In my jurisdiction, at least, this is precisely what it boils down to. We have a statute specifically allowing grandparents to petition for visitation of grandchildren, unless the children have been adopted in a non-family adoption. But the court may only grant such a petition if the judge finds the visitation to be in the best interests of the child. At least here, that is the rationale for allowing grandparental visitation in the first place – not as acknowledgement of the voting power of senior citizens, but as acknowledgement that it is generally in a child’s best interests to have the love and support of his or her grandparents, if the grandparents are willing and able to give it.
That said, I don’t think it’s a great law, either. I think parents should decide who their children see, not the courts. But in situations such as tatertot’s, I don’t think it would be hard to demonstrate that visitation is not in the child’s best interests.
Parents should be able to decide with whom their children spend their time. I can foresee a situation arising in my husband’s family that would cause us to keep the kids away from his parents. They’re jerks and I don’t like them anyway. It would suit me just fine if they had it out again and he decided to leave them alone for another year or so. I would never make a decision like that on my own - he would have to do it, they’re his parents.

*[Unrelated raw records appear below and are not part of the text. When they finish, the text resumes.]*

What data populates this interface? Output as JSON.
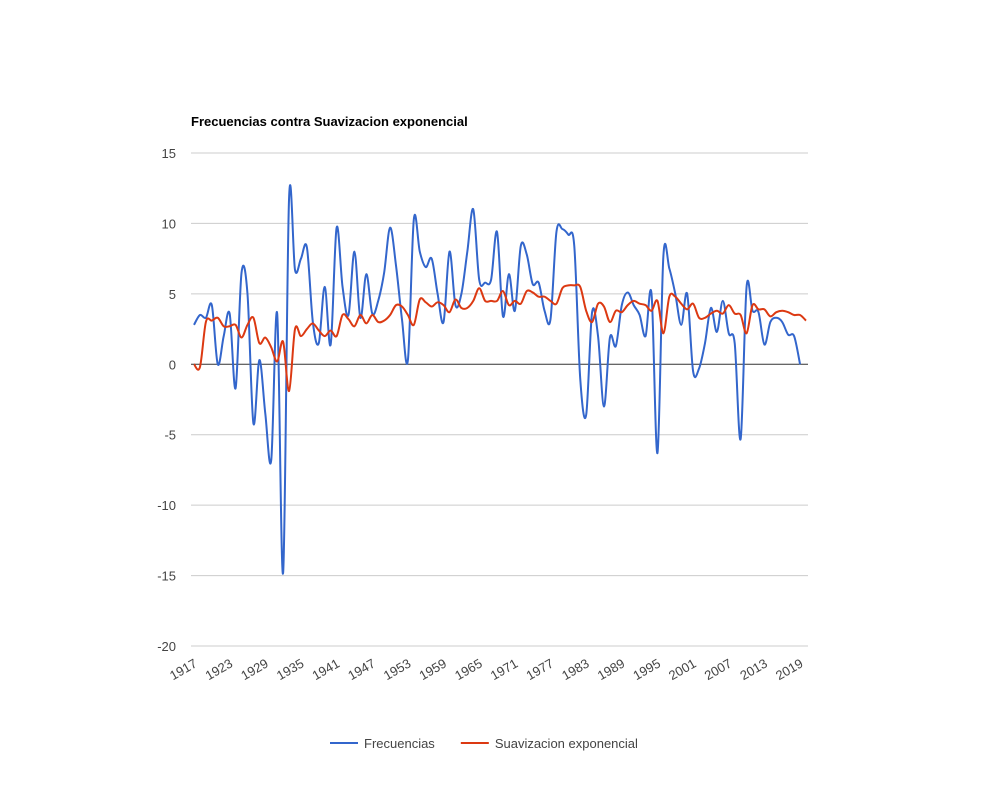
{
  "chart_data": {
    "type": "line",
    "title": "Frecuencias contra Suavizacion exponencial",
    "x": [
      1917,
      1918,
      1919,
      1920,
      1921,
      1922,
      1923,
      1924,
      1925,
      1926,
      1927,
      1928,
      1929,
      1930,
      1931,
      1932,
      1933,
      1934,
      1935,
      1936,
      1937,
      1938,
      1939,
      1940,
      1941,
      1942,
      1943,
      1944,
      1945,
      1946,
      1947,
      1948,
      1949,
      1950,
      1951,
      1952,
      1953,
      1954,
      1955,
      1956,
      1957,
      1958,
      1959,
      1960,
      1961,
      1962,
      1963,
      1964,
      1965,
      1966,
      1967,
      1968,
      1969,
      1970,
      1971,
      1972,
      1973,
      1974,
      1975,
      1976,
      1977,
      1978,
      1979,
      1980,
      1981,
      1982,
      1983,
      1984,
      1985,
      1986,
      1987,
      1988,
      1989,
      1990,
      1991,
      1992,
      1993,
      1994,
      1995,
      1996,
      1997,
      1998,
      1999,
      2000,
      2001,
      2002,
      2003,
      2004,
      2005,
      2006,
      2007,
      2008,
      2009,
      2010,
      2011,
      2012,
      2013,
      2014,
      2015,
      2016,
      2017,
      2018,
      2019,
      2020
    ],
    "series": [
      {
        "name": "Frecuencias",
        "color": "#3366cc",
        "values": [
          2.8,
          3.5,
          3.3,
          4.2,
          0,
          2.0,
          3.6,
          -1.7,
          6.5,
          5.0,
          -4.2,
          0.3,
          -3.5,
          -6.8,
          3.6,
          -14.8,
          11.8,
          6.7,
          7.5,
          8.3,
          3.0,
          1.5,
          5.5,
          1.4,
          9.7,
          5.5,
          3.5,
          8.0,
          3.3,
          6.4,
          3.6,
          4.5,
          6.5,
          9.7,
          7.0,
          3.2,
          0.3,
          10.3,
          8.0,
          6.9,
          7.5,
          5.0,
          3.0,
          8.0,
          4.2,
          5.0,
          8.0,
          11.0,
          6.0,
          5.8,
          6.0,
          9.4,
          3.4,
          6.4,
          3.8,
          8.4,
          7.8,
          5.7,
          5.8,
          3.8,
          3.2,
          9.4,
          9.6,
          9.2,
          8.4,
          -1.0,
          -3.6,
          3.7,
          2.0,
          -3.0,
          1.9,
          1.3,
          4.2,
          5.1,
          4.2,
          3.5,
          2.0,
          5.0,
          -6.3,
          7.7,
          6.8,
          5.0,
          2.8,
          5.0,
          -0.5,
          -0.3,
          1.5,
          4.0,
          2.3,
          4.5,
          2.2,
          1.5,
          -5.3,
          5.5,
          3.8,
          3.7,
          1.4,
          3.0,
          3.3,
          3.0,
          2.1,
          2.0,
          0,
          null
        ]
      },
      {
        "name": "Suavizacion exponencial",
        "color": "#dc3912",
        "values": [
          0,
          -0.2,
          3.0,
          3.1,
          3.3,
          2.7,
          2.7,
          2.8,
          1.9,
          2.8,
          3.3,
          1.5,
          1.9,
          1.2,
          0.2,
          1.6,
          -1.9,
          2.5,
          2.0,
          2.5,
          2.9,
          2.4,
          2.0,
          2.4,
          2.0,
          3.5,
          3.2,
          2.7,
          3.5,
          2.9,
          3.5,
          3.0,
          3.1,
          3.5,
          4.2,
          4.1,
          3.5,
          2.8,
          4.6,
          4.4,
          4.1,
          4.4,
          4.2,
          3.7,
          4.6,
          4.0,
          4.0,
          4.5,
          5.4,
          4.5,
          4.5,
          4.5,
          5.2,
          4.2,
          4.5,
          4.3,
          5.2,
          5.1,
          4.8,
          4.8,
          4.5,
          4.3,
          5.4,
          5.6,
          5.6,
          5.5,
          3.8,
          3.0,
          4.3,
          4.1,
          3.0,
          3.8,
          3.7,
          4.2,
          4.5,
          4.3,
          4.2,
          3.8,
          4.5,
          2.2,
          4.8,
          4.8,
          4.3,
          3.9,
          4.3,
          3.3,
          3.3,
          3.6,
          3.8,
          3.6,
          4.2,
          3.6,
          3.5,
          2.2,
          4.2,
          3.9,
          3.9,
          3.4,
          3.7,
          3.8,
          3.7,
          3.5,
          3.5,
          3.1
        ]
      }
    ],
    "xlim": [
      1917,
      2020
    ],
    "xticks": [
      1917,
      1923,
      1929,
      1935,
      1941,
      1947,
      1953,
      1959,
      1965,
      1971,
      1977,
      1983,
      1989,
      1995,
      2001,
      2007,
      2013,
      2019
    ],
    "ylim": [
      -20,
      15
    ],
    "yticks": [
      -20,
      -15,
      -10,
      -5,
      0,
      5,
      10,
      15
    ],
    "grid": true,
    "legend": "bottom"
  }
}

But I definitely don’t want the courst telling me that my kids will see Mamaw and Papaw, or else. That smacks of great big old government, butting its ugly head into my family life. There’s enough of that already.
Jodi, no disrespect intended here, but if you really think the legislators of the great state of Montana actually sat down and passed a law regarding grandparental visitation rights solely because they thought it would be of value to kids, and without thinking of how it would play with senior citizens, I think you have a naive view of politics.
I’m not as naive as all that, Doug, but nor am I as jaded as you, apparently. I’m well aware that constituency influences virtually every decision made in politics, but I don’t believe constituecy was the sole rationale for these sorts of laws, as it might appear from your earlier post. As to this law specifically (or Montana’s version of it), the legislative history indicates that the “best interest of the child” was the stated reason for introducing the bill. Of course, I recognize that no bill sponsor would say “I’m sponsoring this because I live in fear of the AARP,” but at some point we have to credit legislators with passing laws for the reasons given, and not for some other, unspoken reason.